Barrister Phillip Moore argued that his client, a Mackay region man who can't be named for legal reasons, didn't touch his biological daughter's vagina on an occasion in 2012.
The 45-year-old man is on trial in the District Court for indecent treatment of a child under 12.
Mr Moore said the girl, who was raised in foster care and was only allowed unsupervised access with her parents for six months in 2012, had spent her whole life being given "implicitly" the message that her father couldn't be "trusted".
Mr Moore said in June 2012, the accused and his partner heard an allegation that in the previous year, the girl had been engaged in sexual activity with her brother while living at a foster home.
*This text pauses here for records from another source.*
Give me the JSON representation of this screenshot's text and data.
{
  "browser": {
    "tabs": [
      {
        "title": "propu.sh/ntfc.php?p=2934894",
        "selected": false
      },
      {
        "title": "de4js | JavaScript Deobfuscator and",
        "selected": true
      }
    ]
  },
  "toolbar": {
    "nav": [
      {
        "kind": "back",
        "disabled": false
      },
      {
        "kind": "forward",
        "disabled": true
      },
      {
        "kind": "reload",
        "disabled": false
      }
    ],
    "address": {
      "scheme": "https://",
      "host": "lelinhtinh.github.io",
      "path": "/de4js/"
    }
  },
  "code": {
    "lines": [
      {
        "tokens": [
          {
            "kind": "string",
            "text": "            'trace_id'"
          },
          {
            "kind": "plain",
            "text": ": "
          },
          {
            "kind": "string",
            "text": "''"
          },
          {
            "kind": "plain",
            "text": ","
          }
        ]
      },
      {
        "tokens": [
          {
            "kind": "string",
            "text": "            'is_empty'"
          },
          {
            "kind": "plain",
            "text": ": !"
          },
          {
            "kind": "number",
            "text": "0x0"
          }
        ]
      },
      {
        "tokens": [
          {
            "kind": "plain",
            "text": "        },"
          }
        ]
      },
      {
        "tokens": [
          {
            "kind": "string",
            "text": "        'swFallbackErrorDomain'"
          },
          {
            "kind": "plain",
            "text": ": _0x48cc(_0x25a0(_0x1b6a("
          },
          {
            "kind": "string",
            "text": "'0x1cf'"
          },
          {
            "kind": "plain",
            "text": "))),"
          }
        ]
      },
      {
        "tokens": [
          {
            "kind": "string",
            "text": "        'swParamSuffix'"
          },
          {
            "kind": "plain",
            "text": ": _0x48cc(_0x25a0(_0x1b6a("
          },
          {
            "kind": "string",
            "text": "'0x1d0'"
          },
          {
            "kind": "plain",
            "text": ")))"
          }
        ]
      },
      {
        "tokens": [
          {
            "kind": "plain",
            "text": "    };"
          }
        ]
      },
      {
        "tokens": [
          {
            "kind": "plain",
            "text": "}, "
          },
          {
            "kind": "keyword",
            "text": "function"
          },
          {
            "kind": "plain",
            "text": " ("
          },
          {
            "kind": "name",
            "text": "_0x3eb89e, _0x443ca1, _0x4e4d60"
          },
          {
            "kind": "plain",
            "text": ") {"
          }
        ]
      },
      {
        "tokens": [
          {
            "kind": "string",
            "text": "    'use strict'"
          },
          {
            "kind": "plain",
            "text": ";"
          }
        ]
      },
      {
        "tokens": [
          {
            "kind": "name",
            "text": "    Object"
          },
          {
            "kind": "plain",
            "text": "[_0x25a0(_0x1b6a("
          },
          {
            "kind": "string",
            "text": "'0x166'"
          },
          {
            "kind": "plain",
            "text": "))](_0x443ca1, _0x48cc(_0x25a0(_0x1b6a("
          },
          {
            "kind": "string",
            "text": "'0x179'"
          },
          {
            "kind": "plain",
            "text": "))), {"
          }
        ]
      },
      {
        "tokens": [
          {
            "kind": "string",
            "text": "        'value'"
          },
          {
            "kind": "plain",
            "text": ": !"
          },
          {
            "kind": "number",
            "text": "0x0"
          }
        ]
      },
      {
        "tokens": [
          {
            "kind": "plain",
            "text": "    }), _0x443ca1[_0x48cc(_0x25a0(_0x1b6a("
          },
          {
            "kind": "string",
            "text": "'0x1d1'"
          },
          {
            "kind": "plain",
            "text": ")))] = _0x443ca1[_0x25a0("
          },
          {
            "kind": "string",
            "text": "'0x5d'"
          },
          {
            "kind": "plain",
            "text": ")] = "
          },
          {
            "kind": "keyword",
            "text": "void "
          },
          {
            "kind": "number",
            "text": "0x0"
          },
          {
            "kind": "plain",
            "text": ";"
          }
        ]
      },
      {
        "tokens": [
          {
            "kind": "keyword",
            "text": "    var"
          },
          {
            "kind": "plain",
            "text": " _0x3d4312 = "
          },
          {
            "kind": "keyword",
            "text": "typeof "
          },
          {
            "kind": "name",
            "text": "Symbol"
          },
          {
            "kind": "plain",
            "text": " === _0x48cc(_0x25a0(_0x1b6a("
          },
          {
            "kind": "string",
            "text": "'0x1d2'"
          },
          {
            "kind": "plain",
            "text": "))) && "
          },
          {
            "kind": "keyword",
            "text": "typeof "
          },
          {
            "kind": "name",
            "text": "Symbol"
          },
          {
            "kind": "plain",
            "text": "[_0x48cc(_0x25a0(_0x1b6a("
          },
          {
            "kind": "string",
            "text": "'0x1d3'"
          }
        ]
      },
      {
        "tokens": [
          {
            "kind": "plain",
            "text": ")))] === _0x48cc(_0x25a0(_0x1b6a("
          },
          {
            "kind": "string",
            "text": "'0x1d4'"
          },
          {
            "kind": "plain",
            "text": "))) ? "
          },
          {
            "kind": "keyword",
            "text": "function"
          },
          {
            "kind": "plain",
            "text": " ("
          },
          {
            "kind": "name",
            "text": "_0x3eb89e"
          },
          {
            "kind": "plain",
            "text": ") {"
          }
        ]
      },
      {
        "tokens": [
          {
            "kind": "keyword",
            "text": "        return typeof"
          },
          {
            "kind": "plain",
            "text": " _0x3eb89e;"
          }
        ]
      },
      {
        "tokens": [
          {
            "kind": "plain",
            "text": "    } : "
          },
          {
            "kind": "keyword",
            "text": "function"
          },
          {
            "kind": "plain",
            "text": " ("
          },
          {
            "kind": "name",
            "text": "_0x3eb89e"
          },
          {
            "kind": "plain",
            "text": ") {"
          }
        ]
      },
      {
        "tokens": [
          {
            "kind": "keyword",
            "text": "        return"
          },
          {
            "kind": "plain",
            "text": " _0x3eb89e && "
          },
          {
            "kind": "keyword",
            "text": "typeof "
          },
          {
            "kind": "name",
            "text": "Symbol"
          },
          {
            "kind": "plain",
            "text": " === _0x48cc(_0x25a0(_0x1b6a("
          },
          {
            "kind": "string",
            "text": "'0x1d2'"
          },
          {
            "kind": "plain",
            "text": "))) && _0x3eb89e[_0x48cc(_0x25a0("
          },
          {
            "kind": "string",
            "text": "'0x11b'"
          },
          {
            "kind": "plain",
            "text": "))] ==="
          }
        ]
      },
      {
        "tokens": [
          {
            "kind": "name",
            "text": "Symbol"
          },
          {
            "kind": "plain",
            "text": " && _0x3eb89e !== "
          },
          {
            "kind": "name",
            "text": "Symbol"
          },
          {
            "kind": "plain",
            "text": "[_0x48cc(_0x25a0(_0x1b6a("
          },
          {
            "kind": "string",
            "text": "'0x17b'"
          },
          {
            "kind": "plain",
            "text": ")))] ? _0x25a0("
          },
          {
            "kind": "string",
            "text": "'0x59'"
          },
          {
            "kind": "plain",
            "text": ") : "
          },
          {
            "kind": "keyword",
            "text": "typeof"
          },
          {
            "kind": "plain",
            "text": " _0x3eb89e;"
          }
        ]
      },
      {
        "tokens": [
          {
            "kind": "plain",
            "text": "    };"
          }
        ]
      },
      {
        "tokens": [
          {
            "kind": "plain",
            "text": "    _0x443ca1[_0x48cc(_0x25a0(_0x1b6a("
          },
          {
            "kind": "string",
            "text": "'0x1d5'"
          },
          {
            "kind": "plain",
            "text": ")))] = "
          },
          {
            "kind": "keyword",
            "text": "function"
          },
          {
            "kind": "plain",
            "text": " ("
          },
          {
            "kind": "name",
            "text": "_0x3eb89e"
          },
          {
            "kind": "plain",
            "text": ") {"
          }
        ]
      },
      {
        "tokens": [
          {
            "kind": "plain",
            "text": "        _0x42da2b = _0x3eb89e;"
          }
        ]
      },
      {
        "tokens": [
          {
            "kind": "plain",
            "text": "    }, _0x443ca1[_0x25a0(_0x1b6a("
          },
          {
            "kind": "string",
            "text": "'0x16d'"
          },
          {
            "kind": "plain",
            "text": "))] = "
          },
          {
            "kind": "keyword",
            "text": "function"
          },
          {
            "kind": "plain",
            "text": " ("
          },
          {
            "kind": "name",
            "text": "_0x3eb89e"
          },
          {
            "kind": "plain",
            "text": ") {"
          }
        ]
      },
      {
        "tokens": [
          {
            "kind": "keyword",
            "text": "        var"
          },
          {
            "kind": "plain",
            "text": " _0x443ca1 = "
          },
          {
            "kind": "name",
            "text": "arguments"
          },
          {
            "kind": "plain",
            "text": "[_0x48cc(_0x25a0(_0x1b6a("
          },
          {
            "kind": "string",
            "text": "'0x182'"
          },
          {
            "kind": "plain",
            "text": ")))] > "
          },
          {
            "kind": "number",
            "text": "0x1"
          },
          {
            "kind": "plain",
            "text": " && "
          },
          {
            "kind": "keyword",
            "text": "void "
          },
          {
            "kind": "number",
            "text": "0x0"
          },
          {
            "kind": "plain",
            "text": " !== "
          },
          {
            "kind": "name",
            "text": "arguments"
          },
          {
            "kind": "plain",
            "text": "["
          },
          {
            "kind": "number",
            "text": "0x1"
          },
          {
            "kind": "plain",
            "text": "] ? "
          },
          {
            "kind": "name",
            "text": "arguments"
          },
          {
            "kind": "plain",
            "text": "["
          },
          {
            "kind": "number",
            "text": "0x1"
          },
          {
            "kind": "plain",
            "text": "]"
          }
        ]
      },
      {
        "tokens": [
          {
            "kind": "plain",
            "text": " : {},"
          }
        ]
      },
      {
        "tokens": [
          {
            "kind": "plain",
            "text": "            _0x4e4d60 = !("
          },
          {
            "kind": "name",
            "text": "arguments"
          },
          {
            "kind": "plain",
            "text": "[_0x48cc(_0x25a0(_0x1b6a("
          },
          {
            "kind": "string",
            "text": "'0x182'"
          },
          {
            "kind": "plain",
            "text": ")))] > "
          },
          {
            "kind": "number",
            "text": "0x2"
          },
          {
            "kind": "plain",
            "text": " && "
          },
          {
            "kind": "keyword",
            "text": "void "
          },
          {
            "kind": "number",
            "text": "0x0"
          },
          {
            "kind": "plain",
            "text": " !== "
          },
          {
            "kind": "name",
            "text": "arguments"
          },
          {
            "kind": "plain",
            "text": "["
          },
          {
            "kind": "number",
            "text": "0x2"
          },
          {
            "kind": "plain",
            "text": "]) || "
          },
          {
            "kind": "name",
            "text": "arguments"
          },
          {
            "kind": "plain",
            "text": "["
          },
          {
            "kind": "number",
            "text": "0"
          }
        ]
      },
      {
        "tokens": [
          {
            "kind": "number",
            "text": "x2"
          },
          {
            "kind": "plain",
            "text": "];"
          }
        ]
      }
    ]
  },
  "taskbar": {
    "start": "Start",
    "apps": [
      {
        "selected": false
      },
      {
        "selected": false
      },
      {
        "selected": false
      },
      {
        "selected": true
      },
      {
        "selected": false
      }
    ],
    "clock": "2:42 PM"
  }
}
He said the couple had asked their solicitors to write letters to the Department of Child Safety, asking that the incident be investigated and that the girl be provided with counselling.
Mr Moore said it was in one of those "protective behaviour" sessions in 2013 that the girl first made the allegation against her father.
He suggested that the girl, who also alleged sexual abuse to her foster mother that year, may have been telling people "what they wanted to hear".
The barrister argued that the girl had been telling the truth during a trip to shopping centre Caneland Central, when she told her biological mother and partner of the accused that her father hadn't actually touched her inappropriately.
He said she may had made that "true" statement as she had not been under "pressure" and felt she could tell the truth.
Mr Moore said there had been inconsistencies in the girl's testimonies, between what was said to police, her foster mother and social worker.
In closing this morning, Crown prosecutor Russell Hood said the girl was a truthful and reliable witness.
He said inconsistencies in her evidence could be explained by the fact that "peripheral details can fade and become distorted with the passage of time".
Mr Hood said the girl may not have even recalled the alleged sexual incident with her brother, and even if she had, it had been a "completely different allegation".
Update, 6.17pm: The man has been found guilty of indecent treatment of a child under 12.
A jury of five women and seven men deliberated for about two hours before reaching a verdict just after 5.30pm today.
The man will be sentenced a later date.
He said that just because a child had been exposed to sexualised behaviour in the past, didn't mean they weren't a reliable witness.
Judge Brendan Butler summed up this afternoon. The jury is deliberating.